Una monja joven, de dientes saledizos, abrió la puerta y se hizo a un lado indicándole que entrase. A la vista de la sala alargada, desolada, algo se encogió en sus entrañas y por un instante volvió a ser una niña temblorosa ante el despacho de la Madre Superiora. Una mesa de caoba maciza, las seis sillas de respaldo alto en las que nunca se había sentado nadie, libros tras los cristales de las vitrinas, un colgador donde no colgaba un solo abrigo; en un nicho, en la pared, una estatua de la Virgen a tres cuartos de su tamaño natural, desconsolada, en azul claro y blanco, sujetaba entre las yemas de los dedos, en una actitud de melindre y recelo, un gran lirio blanco, símbolo de su pureza. En el otro extremo, bajo un borroso cuadro de alguna mártir y santa, había un escritorio antiguo, con su lámpara y su secante de cuero, y dos teléfonos. ¿Por qué dos? Sin que ella se percatase, la monja se había marchado, cerrando una puerta a sus espaldas sin hacer ruido. Se encontraba en medio del silencio, con la niña dormida, en brazos, envuelta en su manta. Los árboles, por las ventanas, le resultaban desconocidos, ¿o sólo se lo parecían? Todo le parecía extraño allí, aquietado.
Otra puerta, una en la que no había reparado, se abrió como por efecto del viento. Entró una monja alta, de hombros altos como los de un hombre y cara estrecha, severa, pálida. Avanzó deprisa hacia ella con ambas manos extendidas, su hábito grueso y negro desplazando el aire de un modo audible, sonriendo y a la vez como si estuviera sorprendida de hacerlo, como si las sonrisas fueran desconocidas en su rostro. Era sor Stephanus.
—Señorita Ruttledge —dijo, y tomó la mano libre de Brenda entre las suyas—, bienvenida a Boston y a St. Mary.
Despedía el habitual olor a moho de las monjas.
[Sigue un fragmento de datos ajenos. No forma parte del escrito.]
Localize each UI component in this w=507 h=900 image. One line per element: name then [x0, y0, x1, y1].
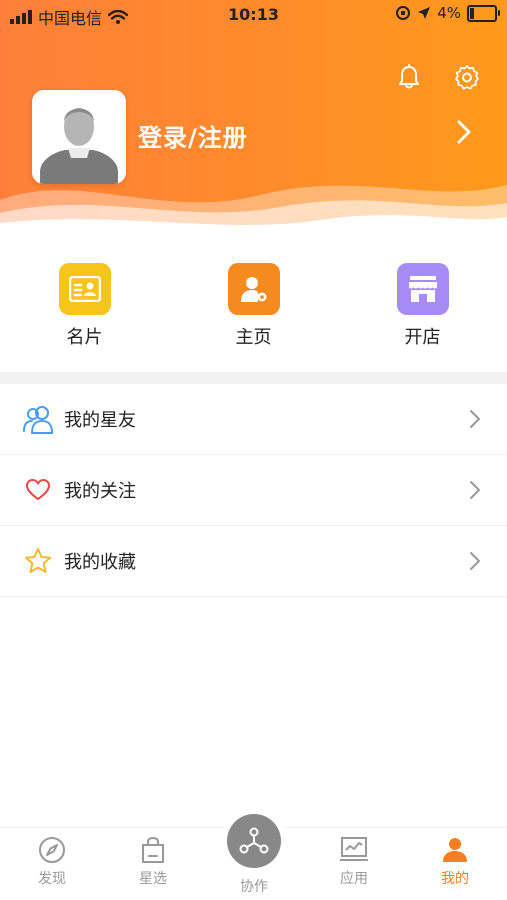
battery-percent: 4% — [437, 4, 461, 22]
quick-action-label: 开店 — [404, 327, 441, 348]
section-divider — [0, 372, 507, 384]
tab-discover[interactable]: 发现 — [12, 836, 92, 888]
menu-item-my-follows[interactable]: 我的关注 — [0, 455, 507, 526]
gear-icon — [455, 65, 479, 90]
chevron-right-icon — [470, 410, 480, 428]
settings-button[interactable] — [452, 62, 482, 92]
bottom-tab-bar: 发现 星选 协作 应用 我的 — [0, 814, 507, 900]
shopping-bag-icon — [142, 836, 164, 863]
menu-item-my-star-friends[interactable]: 我的星友 — [0, 384, 507, 455]
bell-icon — [399, 64, 419, 89]
chevron-right-icon — [470, 481, 480, 499]
menu-item-my-favorites[interactable]: 我的收藏 — [0, 526, 507, 597]
profile-icon — [443, 838, 467, 862]
store-icon — [396, 263, 449, 315]
menu-item-label: 我的收藏 — [64, 552, 136, 573]
profile-header: 中国电信 10:13 4% 登录/注册 — [0, 0, 507, 235]
notifications-button[interactable] — [394, 62, 424, 92]
login-register-link[interactable]: 登录/注册 — [138, 118, 248, 153]
tab-label: 我的 — [441, 871, 469, 887]
avatar-placeholder-icon — [32, 90, 126, 184]
compass-icon — [39, 837, 65, 863]
tab-label: 发现 — [38, 871, 66, 887]
quick-action-card[interactable]: 名片 — [5, 250, 165, 360]
heart-icon — [22, 474, 54, 506]
homepage-user-gear-icon — [227, 263, 280, 315]
status-bar: 中国电信 10:13 4% — [0, 0, 507, 30]
collaboration-icon — [239, 827, 269, 854]
menu-item-label: 我的关注 — [64, 481, 136, 502]
header-actions — [394, 62, 482, 92]
chevron-right-icon[interactable] — [451, 117, 477, 147]
profile-menu-list: 我的星友 我的关注 我的收藏 — [0, 384, 507, 597]
tab-label: 应用 — [340, 871, 368, 887]
monitor-chart-icon — [340, 837, 368, 861]
location-arrow-icon — [418, 7, 431, 19]
friends-icon — [22, 403, 54, 435]
battery-icon — [467, 4, 500, 22]
status-right: 4% — [395, 4, 500, 22]
quick-action-open-store[interactable]: 开店 — [343, 250, 503, 360]
menu-item-label: 我的星友 — [64, 410, 136, 431]
orientation-lock-icon — [396, 6, 411, 20]
tab-label: 星选 — [139, 871, 167, 887]
quick-action-label: 名片 — [66, 327, 103, 348]
tab-apps[interactable]: 应用 — [314, 836, 394, 888]
tab-label: 协作 — [240, 879, 268, 895]
quick-action-homepage[interactable]: 主页 — [174, 250, 334, 360]
chevron-right-icon — [470, 552, 480, 570]
tab-star-select[interactable]: 星选 — [113, 836, 193, 888]
tab-collaborate[interactable] — [227, 814, 281, 868]
avatar[interactable] — [32, 90, 126, 184]
app-root: 中国电信 10:13 4% 登录/注册 名片 主页 开店 我的星友 我的关注 我… — [0, 0, 507, 900]
tab-mine[interactable]: 我的 — [415, 836, 495, 888]
star-icon — [22, 545, 54, 577]
quick-action-label: 主页 — [235, 327, 272, 348]
quick-actions: 名片 主页 开店 — [0, 250, 507, 360]
card-icon — [58, 263, 111, 315]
Brenda no pudo abstenerse de recordar los cuentos que se contaban en el convento cuando era niña, acerca de que a las monjas se les prohibía desnudarse y tenían que usar una especie de traje de baño para asearse.
—Me alegro mucho de haber venido, hermana —dijo con una voz que le fastidió por su aparente mansedumbre. Ya no era una niña, se dijo, y esa monja no tenía ninguna autoridad sobre ella. Cuadró los hombros y miró con robustez el rostro frío y resplandeciente de la otra—. Boston es muy agradable —añadió, pero también esto le sonó débil, insulso. El bebé le dio una patada que le llegó mullida por la manta, como si exigiera ser presentado. Ya era toda una señorita. La sonrisa quebradiza de la monja se desdibujó de su cara.
—Y ésta debe de ser la niña —dijo.
—Sí —repuso Brenda, apartando el dobladillo de la manta con un dedo para dejar al descubierto la carita lívida con su boquita de piñón y sus ojos azules permanentemente sobresaltados—. Ésta es la pequeña Christine.